Enfin dernier point, j'ai souvent l'impression que la cotation E2 est une cotation "fourre-tout". Dés que la pente ne fait plus 15km de large ou qu'un caillou pointe son nez là-bas, on sent l'E1 un peu insuffisant alors qu'en fait on risque pas grand chose mais sait-on jamais ?! L'E1 semble réservé à la pente d'exposition nulle. D'un autre côté le E3, on se dit que c'est déjà chaud. Quand on lit les définitions, y a quand même écrit "mort probable" ! "Heu ce couloir, il est un peu encaissé et pas bien droit et puis y a ce petit ressaut au milieu qui donne pas bien envie de se le manger, ce serait ptet pas l'ultime gamelle mais c'est pas bien rassurant. C'est un bon E2 mais le E3 est tentant..." En fait j'ai la sensation que la plage d'utilisation du E2 est assez vaste : ça va du rocher un peu mal placé à la petite barre, en passant par le petit goulet...
D'un côté le E1 débonnaire, de l'autre les E3 et E4 pas cools du tout et au milieu le E2 qui ramasse tout le reste. A ce demander s'il n'y a pas un niveau qui manque ou en trop ?? Peut-être qu'il devrait y avoir un niveau E0 qui serait la pente coolos absolue, le E1 pouvant présenter quelques petits obstacles et donc reprendrait une partie du E2 ? Ou bien on pourrait envisager de fusionner E3 et E4. De toutes façons avec ces expositions on a pas du tout envie de s'en mettre une, mais alors pas du tout. Tiens au fait un système à 3 niveaux d'exposition, ça me rappelle un certain non-Toponeige...

Vos commentaires (7)

Voilà enfin l'article sur les cotations que j'envisageais d'écrire en cette fin d'hiver! Merci alex, ça m'évitera de suer devant mon clavier. A croire qu'il y a des transmissions de pensées!

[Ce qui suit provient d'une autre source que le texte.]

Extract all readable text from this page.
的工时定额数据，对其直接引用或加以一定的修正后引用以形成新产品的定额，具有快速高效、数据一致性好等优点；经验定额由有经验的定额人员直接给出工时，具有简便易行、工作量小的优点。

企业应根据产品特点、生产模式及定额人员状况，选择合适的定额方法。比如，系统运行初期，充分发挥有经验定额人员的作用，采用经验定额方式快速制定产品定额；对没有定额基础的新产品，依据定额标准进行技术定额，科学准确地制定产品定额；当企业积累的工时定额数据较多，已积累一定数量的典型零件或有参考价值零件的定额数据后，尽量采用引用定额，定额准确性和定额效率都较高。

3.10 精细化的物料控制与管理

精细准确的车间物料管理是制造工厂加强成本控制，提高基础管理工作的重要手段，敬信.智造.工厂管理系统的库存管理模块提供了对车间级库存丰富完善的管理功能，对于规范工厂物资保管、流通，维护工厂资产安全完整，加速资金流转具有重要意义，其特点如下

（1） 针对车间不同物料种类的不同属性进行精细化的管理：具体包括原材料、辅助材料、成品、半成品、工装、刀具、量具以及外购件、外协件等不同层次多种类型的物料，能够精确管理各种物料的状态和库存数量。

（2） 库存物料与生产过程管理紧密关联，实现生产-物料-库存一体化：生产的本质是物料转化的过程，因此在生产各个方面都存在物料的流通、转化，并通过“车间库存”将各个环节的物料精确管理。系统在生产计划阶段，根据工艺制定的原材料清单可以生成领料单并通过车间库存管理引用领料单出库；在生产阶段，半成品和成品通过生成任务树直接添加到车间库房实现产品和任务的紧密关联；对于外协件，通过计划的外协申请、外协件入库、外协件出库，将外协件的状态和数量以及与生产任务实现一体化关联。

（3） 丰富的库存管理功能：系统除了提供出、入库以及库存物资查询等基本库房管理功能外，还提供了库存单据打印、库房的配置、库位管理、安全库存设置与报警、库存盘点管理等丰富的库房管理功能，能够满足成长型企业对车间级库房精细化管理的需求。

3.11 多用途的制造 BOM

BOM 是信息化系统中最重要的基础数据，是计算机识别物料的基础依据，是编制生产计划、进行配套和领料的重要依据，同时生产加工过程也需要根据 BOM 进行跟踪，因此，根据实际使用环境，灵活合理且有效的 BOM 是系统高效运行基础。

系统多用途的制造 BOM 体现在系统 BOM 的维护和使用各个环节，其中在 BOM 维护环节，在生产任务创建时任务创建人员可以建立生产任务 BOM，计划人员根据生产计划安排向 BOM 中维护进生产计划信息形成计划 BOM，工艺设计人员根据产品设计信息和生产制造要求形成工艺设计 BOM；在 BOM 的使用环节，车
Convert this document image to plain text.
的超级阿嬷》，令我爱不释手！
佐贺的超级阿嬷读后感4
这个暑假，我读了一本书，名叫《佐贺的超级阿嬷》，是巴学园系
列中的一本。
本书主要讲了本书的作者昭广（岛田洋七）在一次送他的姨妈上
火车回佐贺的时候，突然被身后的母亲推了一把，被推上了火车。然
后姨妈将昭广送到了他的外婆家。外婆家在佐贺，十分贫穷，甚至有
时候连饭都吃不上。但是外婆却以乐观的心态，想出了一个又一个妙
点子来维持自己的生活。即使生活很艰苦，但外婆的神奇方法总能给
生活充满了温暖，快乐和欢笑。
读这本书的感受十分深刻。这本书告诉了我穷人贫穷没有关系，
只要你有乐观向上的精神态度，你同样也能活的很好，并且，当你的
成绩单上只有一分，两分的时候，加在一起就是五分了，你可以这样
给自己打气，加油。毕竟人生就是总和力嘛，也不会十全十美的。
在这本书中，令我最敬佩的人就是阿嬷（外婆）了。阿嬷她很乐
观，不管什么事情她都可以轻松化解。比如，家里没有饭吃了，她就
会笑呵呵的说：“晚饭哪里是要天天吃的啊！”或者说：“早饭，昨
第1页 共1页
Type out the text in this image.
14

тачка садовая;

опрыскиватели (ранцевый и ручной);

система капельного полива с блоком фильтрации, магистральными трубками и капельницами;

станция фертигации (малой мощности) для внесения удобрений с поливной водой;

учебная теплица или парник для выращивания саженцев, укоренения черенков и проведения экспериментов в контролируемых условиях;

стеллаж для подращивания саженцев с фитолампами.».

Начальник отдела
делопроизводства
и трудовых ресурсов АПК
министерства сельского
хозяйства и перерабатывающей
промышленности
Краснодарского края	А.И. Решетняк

Ca ne m'étonne pas trop. Le "E4 mais peu oppressant" du paragraphe "visibilité du danger" est une citation de mémoire d'un des compte-rendus de sortie du Nimp'Crew sur Skirando.c2c. Je pense qu'effectivement la plupart des gens sont plus impressionnés (ou pas) par ce qu'ils voient que par ce qui est vraiment.

Parceque dans l'action, ce que tu perçois est ce qui conditionne le plus souvent ce que tu feras et donc ce qui sera! (cqfd).
D'autre part, pour ma cervelle, quand j'ai le cul au dessus du vide-ordure, la causalité est flagrante, pas besoin de réflechir. Si le vide ne se voit pas, il faut travailler du ciboulot pour arriver aux mêmes conclusions. Et comme l'air est rare dans nos hauts zé vertigineux couloirs, nos deux neurones sont en grève! (re cqfd!)

La cotation d’exposition est une information à relativiser. E1, si tout va bien tu peux te gaufrer sans dommages vitaux, E2, gaffe tu vas te faire mal, E3, si tu t’en sort tu as de la chance… Ensuite, comme tu le dis, ça reste à apprécier en fonction des circonstances du terrain. Cette cotation est bien suffisante comme ça, et lorsque l’on fait des courses E3 et fortiori en E4, on a déjà un bon bagage de pentes raides et on a suffisamment d’autonomie pour savoir à quoi s’en tenir sans avoir à se faire préciser « attention sur ces 10 mètres c’est E3++, et puis la section de 12 mètres qui suit après la chicane c’est E5-+-+oppressant--…. ». Et de toute manière, dans ces niveaux de difficultés, généralement tu remontes la pente au préalable ce qui doit te permettre d’évaluer les risques par rapport à ton niveau ski et donc de décider si tu redescends par le même chemin ou pas.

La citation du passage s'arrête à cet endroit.